Medication error
According to the National Coordinating Council for Medication Error Reporting and Prevention, medication error can be defined as “any preventable event that may cause or lead to inappropriate medication use or patient harm while the medication is in the control of the healthcare professional, patient or consumer”. In the USA alone, medication error results in at least 1.5million people injury and costs USD 3.5billion to treat annually. Globally, medication error costs around USD 42billion every year.

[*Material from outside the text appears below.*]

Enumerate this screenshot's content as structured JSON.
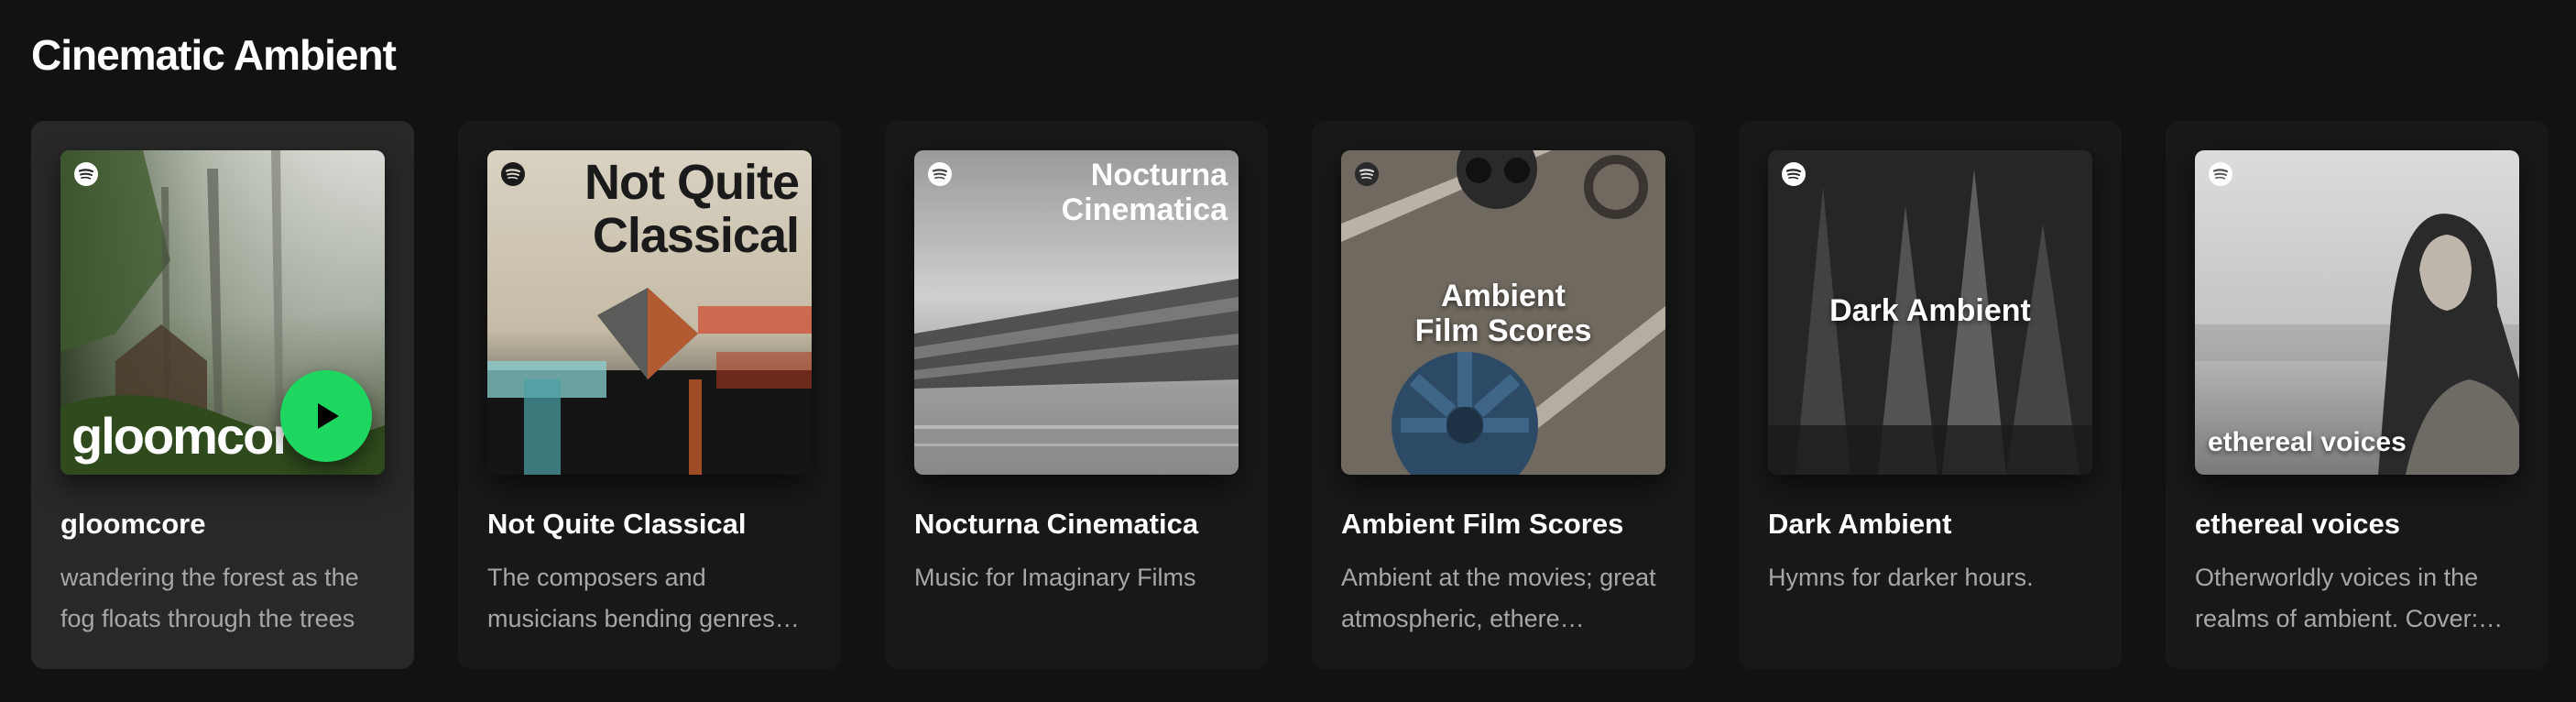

Medication error can happen throughout the medication-use system, the 4 most common types of medication error were wrong time error, unauthorised drug error, omission error and dose error. The most frequently drug associated with medication error was analgesics.
In Malaysia, the highest chance of occurrence of medication error happened in the emergency department. Emergency department is busy in nature and has a heavy workload with a greater heterogeneity of patients and medications. In 2009, the number of medication errors reported to the national center was 2626, which increased to almost 20,000 errors in 2017. Fortunately, 98% of medication errors reported to the National Medication Error Reporting System did not result in harmful effects.
The first strategy to avoid medication error is to ensure the five rights in medication administration. Every correct medication should be prescribed to the correct patient, at correct dosage, via the correct route and timed correctly. Double check or even triple check on every procedure in drug dispensing, information regarding medication and others could help to prevent medication errors from happening as well.